Archeologists have uncovered a cluster of lost cities in the Amazon rainforest that was home to at least 10,000 farmers about 2,000 years ago.
A series of earthen mounds and buried roads in Ecuador was first noticed more than two decades ago by archeologist Stephen Rostain.
However, at the time, “I wasn’t sure how it all fit together,” said Rostain, one of the researchers who reported on the finding on Thursday in the journal Science.
Photo: AP
Recent mapping by laser-sensor technology revealed those sites to be part of a dense network of settlements and connecting roadways, tucked into the forested foothills of the Andes, that lasted about 1,000 years.
“It was a lost valley of cities,” said Rostain, who directs investigations at France’s National Center for Scientific Research. “It’s incredible.”
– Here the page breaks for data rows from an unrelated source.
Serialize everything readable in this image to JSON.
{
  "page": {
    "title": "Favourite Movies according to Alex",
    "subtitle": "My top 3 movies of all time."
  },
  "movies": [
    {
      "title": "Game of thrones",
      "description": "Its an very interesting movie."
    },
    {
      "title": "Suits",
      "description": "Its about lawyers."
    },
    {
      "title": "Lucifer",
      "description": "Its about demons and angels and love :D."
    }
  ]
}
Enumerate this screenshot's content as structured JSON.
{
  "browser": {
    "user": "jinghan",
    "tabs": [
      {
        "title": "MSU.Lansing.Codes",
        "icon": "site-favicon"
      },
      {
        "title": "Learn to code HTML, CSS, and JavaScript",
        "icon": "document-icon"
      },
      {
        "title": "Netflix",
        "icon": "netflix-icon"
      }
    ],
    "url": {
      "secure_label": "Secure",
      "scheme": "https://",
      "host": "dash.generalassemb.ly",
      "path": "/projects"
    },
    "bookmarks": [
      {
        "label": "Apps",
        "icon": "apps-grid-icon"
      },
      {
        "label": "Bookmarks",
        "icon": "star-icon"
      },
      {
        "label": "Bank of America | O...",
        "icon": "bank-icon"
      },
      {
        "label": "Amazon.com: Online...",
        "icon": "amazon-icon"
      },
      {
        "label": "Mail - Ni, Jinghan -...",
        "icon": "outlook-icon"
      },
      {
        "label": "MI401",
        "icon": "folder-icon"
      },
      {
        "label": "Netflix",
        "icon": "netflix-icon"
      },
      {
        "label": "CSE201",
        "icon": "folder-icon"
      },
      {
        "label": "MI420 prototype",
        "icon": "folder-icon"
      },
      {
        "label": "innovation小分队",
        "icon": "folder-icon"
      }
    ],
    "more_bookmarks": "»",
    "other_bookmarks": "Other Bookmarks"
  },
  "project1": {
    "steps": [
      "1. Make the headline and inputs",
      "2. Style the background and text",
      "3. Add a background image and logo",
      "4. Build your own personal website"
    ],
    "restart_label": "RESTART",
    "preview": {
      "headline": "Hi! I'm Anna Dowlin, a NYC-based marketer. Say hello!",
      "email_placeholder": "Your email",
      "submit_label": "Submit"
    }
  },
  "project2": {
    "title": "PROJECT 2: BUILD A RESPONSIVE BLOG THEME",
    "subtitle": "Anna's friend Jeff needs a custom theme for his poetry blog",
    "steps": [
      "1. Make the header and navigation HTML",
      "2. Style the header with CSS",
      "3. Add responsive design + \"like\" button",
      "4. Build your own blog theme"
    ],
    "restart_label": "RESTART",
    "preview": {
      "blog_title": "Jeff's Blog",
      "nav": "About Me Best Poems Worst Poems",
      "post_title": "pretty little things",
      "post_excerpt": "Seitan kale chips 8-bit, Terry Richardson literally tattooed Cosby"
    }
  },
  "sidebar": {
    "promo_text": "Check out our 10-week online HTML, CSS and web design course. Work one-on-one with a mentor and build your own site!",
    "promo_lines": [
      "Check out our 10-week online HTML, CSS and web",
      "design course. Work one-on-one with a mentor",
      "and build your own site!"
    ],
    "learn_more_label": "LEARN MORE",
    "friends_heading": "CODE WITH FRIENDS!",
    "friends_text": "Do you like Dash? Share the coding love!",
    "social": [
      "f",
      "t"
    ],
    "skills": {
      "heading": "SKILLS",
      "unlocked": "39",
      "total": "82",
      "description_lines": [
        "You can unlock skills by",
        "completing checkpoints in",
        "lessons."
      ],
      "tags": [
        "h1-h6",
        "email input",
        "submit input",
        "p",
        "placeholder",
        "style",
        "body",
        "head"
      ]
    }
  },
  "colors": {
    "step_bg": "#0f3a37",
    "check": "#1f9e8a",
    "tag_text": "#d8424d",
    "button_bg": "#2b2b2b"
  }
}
The settlements were occupied by the Upano people between about 500 BC and 300 to 600 AD — a period roughly contemporaneous with the Roman Empire in Europe, the researchers found.
Residential and ceremonial buildings erected on more than 6,000 earthen mounds were surrounded by agricultural fields with drainage canals. The largest roads were 10m wide and stretched for 10km to 20km.
While it is difficult to estimate populations, the site was home to at least 10,000 inhabitants — and perhaps as many as 15,000 or 30,000 at its peak, said archeologist Antoine Dorison, a study coauthor at the same French institute.
That is comparable to the estimated population of Roman-era London.
“This shows a very dense occupation and an extremely complicated society,” said University of Florida archeologist Michael Heckenberger, who was not involved in the study. “For the region, it’s really in a class of its own in terms of how early it is.”
Jose Iriarte, a University of Exeter archeologist, said it would have required an elaborate system of organized labor to build the roads and thousands of earthen mounds.
“The Incas and Mayans built with stone, but people in Amazonia didn’t usually have stone available to build — they built with mud,” said Iriarte, who had no role in the research. “It’s still an immense amount of labor.”
The Amazon is often thought of as a “pristine wilderness with only small groups of people, but recent discoveries have shown us how much more complex the past really is,” he said.
Scientists have recently also found evidence of intricate rainforest societies that predated European contact elsewhere in the Amazon, including in Bolivia and in Brazil.
“There’s always been an incredible diversity of people and settlements in the Amazon, not only one way to live,” Rostain said. “We’re just learning more about them.”